Conheci o poeta, que nasceu em Russas e veio jovem estudar e trabalhar no comércio de Fortaleza, quando ele ainda dava expedientes na Reitoria da UFC, levado pelo amigo comum Sânzio de Azevedo; lá voltei diversas vezes, sozinho mas principalmente acompanhado de alguns escritores também conhecidos dele ou que o queriam conhecer. O ritual era quase sempre o mesmo, levantava-se para apertar mãos, sentava-se tímido, comentava (quase sempre elogiando os interlocutores; fazia questão de recordar características do autor presente, mesmo quando apenas um jovem iniciante, de quem havia lidos às vezes poucos poemas) sobre literatura e descambava invariavelmente para a situação política do país, destilando alguns comentários ácidos e desesperançados sobre o Brasil e seus políticos.

Por duas vezes escreveu textos sobre livros meus, e até mesmo as cartas com as quais sempre agradecia o envio de livros pareciam feitas para encorajar o escritor que o procurava pessoalmente ou em forma de volumes impressos. Reuniu vasto material de crítica ligeira, feita como que para ‘orelhas’ e breves apresentações, sempre positivas, gentis e encorajadoras.

Em rara ocasião o encontrei fora de seu recanto da UFC, foi numa das primeiras bienais do livro do Ceará, quando registramos algumas fotografias juntos com os amigos José Alcides Pinto, Dimas Macedo, Luciano e Virgílio Maia, Sânzio de Azevedo e outros, todos de sacolinhas de livros nas mãos.

A última vez que o visitei já se encontrava em sua casa, aposentado dos maçantes serviços burocráticos. Levávamos, eu e Nilto Maciel, um poeta brasiliense que queria por que queria conhecer o recluso poeta. Levantava-se já com dificuldades, falando baixo, ouvia pouco, porém continuava simpático e discreto; parecendo que era (mesmo sendo o ‘poeta famoso’ visitado) apenas mais um na conversa.

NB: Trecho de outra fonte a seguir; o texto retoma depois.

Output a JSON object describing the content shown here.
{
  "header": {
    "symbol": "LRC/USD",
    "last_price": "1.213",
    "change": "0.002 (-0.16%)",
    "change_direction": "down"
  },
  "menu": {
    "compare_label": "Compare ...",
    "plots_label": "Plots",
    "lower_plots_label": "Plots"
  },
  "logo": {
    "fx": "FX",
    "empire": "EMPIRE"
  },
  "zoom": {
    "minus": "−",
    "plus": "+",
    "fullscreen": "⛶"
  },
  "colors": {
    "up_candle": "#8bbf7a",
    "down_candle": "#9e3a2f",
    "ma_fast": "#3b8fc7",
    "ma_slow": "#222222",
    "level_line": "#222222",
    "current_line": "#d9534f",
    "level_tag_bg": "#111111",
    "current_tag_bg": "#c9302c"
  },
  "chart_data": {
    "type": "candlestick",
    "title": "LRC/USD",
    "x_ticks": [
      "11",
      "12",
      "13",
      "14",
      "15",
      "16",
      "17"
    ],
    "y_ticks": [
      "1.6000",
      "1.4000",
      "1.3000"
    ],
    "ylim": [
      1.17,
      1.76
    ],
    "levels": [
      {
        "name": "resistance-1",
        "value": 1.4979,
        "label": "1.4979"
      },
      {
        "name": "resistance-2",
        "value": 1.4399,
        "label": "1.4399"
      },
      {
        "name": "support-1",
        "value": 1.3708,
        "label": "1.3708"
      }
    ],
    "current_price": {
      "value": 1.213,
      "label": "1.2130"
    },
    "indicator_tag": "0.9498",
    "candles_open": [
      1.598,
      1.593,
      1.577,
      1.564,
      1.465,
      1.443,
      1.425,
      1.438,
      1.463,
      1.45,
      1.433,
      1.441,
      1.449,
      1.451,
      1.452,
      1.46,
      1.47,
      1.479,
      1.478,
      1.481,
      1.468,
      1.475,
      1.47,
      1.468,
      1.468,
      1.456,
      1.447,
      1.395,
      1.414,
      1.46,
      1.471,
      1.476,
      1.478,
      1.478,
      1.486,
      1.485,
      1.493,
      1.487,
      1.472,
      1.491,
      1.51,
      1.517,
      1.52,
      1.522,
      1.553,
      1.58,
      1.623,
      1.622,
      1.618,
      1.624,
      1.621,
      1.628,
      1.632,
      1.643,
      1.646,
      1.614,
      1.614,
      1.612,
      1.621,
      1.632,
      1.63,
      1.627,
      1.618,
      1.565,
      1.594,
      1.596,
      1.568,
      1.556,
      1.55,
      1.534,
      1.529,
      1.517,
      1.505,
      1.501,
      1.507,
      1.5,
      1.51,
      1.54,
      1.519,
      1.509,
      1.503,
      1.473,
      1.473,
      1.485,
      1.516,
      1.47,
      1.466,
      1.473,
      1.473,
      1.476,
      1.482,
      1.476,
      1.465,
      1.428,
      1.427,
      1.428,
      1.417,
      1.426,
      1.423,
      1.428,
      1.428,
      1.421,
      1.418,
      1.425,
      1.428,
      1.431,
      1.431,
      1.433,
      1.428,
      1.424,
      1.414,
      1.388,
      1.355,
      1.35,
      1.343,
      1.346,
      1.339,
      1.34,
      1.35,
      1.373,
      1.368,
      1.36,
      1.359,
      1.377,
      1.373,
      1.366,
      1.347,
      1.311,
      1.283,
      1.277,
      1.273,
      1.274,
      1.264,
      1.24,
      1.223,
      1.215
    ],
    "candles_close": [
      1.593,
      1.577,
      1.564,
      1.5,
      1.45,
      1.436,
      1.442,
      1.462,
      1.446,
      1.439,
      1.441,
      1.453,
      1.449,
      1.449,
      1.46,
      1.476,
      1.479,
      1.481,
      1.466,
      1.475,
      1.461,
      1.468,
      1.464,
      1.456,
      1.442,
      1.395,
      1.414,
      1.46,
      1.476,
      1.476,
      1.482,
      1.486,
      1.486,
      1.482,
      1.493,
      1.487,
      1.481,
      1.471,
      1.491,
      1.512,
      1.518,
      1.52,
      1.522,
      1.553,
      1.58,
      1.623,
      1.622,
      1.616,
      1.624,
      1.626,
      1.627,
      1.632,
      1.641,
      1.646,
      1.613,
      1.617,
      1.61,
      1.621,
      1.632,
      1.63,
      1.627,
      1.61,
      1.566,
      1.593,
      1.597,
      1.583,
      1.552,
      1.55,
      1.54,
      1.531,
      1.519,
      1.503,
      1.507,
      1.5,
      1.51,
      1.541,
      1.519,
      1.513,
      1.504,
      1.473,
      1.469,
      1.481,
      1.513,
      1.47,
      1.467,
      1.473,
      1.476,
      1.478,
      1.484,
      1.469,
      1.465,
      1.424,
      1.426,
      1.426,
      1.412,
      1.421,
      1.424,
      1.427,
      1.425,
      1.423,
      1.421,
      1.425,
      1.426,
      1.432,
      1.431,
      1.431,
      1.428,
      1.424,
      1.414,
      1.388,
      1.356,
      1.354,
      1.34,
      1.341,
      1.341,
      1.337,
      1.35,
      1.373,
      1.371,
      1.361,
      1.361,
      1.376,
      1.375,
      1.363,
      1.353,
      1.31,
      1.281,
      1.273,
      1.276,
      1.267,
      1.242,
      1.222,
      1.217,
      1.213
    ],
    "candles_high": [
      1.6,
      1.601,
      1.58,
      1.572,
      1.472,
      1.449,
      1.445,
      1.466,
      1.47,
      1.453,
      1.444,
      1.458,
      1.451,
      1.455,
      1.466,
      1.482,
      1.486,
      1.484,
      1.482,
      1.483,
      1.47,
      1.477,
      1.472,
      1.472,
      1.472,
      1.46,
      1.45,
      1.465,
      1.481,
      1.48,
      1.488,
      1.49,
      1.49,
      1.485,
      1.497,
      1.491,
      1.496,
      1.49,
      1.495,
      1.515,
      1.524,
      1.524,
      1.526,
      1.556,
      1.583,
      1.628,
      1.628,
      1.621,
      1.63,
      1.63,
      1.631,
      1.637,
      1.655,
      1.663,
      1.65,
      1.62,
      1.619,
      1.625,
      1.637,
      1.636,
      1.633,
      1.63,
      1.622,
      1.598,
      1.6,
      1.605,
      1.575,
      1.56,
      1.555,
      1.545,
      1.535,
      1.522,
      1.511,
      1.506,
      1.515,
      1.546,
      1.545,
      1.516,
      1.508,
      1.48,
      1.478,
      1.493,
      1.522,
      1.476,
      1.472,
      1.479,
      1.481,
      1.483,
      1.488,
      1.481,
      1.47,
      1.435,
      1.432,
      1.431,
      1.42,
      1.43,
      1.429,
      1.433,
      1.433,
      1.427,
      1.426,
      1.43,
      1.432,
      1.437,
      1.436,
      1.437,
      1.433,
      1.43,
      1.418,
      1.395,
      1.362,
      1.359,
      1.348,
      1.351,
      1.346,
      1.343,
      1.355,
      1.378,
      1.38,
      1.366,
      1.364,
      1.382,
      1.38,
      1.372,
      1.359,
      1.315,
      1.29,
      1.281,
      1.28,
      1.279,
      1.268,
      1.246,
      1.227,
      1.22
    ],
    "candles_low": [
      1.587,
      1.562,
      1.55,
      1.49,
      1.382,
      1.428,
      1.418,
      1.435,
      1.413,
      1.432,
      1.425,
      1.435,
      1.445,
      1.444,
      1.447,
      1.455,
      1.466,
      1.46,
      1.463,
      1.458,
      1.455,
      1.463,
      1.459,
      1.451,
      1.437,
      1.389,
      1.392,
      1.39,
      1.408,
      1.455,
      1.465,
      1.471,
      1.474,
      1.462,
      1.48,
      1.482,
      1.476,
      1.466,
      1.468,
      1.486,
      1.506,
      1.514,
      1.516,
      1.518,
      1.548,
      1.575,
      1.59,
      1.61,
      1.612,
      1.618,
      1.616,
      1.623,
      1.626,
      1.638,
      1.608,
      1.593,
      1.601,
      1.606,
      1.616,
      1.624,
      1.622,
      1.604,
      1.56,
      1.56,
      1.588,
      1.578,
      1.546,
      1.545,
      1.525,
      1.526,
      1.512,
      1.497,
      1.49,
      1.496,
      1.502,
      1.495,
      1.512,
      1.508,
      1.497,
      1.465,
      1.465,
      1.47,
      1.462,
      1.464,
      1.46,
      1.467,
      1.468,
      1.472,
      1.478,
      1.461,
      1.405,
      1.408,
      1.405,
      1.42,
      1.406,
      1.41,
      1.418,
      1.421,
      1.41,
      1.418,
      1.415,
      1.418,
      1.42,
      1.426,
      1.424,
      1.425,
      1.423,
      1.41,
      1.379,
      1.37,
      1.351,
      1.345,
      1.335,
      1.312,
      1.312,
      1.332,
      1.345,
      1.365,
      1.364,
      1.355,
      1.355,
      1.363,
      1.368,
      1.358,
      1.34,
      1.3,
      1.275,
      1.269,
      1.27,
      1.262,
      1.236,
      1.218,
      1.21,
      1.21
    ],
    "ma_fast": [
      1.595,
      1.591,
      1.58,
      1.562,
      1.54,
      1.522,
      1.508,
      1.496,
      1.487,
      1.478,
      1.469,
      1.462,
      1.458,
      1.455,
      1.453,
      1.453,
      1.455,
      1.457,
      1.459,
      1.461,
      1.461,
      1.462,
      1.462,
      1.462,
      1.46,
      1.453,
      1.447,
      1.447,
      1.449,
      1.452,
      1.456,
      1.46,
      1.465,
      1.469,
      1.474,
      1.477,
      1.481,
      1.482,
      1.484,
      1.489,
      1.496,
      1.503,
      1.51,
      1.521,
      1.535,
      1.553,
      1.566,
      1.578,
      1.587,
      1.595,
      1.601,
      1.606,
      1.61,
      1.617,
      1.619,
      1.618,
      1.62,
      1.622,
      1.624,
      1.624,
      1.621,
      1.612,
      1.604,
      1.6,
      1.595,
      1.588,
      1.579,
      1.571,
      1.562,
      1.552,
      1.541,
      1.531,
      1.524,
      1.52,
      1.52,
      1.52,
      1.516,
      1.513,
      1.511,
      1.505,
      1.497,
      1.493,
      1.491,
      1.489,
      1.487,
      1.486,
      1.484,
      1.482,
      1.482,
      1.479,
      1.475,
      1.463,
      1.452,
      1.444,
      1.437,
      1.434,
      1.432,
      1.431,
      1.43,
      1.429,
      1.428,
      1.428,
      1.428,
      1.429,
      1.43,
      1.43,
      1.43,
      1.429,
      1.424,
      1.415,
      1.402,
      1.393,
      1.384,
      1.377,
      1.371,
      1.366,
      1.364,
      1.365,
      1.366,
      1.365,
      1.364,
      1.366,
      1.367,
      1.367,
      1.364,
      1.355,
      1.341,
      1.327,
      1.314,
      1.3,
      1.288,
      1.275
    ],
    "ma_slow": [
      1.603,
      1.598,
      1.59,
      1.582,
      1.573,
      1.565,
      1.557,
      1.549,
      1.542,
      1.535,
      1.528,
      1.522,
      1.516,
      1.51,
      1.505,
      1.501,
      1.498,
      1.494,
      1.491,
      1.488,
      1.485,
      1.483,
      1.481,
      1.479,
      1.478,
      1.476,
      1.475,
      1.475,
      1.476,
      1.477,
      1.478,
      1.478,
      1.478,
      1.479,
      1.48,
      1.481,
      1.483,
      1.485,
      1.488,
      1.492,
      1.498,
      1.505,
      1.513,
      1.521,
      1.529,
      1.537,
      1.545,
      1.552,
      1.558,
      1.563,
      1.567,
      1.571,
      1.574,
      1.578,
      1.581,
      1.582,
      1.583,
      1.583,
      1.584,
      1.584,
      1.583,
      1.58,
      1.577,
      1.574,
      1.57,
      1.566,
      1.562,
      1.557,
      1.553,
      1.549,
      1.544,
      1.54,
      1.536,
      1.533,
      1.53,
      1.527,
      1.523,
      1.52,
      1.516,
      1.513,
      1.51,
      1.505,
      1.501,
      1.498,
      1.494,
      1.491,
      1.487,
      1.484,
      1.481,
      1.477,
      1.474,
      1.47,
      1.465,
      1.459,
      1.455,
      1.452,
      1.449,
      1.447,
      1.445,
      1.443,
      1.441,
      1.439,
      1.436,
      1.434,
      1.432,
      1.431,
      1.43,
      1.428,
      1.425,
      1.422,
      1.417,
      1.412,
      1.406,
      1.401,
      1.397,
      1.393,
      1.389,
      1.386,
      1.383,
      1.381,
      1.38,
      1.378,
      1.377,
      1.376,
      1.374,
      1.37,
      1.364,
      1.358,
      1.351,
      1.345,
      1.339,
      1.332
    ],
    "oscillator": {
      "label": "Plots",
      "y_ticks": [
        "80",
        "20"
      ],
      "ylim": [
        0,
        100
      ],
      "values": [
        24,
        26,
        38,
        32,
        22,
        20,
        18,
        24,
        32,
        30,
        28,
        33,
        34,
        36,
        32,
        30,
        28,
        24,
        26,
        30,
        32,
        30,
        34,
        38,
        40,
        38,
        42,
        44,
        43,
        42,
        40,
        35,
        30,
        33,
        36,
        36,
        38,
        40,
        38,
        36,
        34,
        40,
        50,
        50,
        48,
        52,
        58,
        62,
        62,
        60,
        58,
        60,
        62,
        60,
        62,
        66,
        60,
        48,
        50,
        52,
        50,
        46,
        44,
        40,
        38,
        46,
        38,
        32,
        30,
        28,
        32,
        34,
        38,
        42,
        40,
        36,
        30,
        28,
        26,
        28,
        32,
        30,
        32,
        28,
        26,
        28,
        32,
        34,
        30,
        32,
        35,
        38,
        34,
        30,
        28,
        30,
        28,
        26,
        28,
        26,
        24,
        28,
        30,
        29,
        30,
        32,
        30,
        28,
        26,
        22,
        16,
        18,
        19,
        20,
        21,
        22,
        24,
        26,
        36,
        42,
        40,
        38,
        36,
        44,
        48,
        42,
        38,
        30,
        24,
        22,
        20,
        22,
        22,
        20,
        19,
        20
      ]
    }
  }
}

Depois disso nos falamos por telefone umas duas vezes, já com sérias (e agravadas) limitações para ouvir e falando muito, muito baixo. Senti (sentimos alguns admiradores do nosso grande poeta) que era hora de deixá-lo em paz com sua solidão. Solidão apenas metafórica, fazemos questão de salientar, porque sua querida família estava sempre muito presente, constantemente ao lado deste poeta que escreveu em tom maior mas que viveu em tom menor.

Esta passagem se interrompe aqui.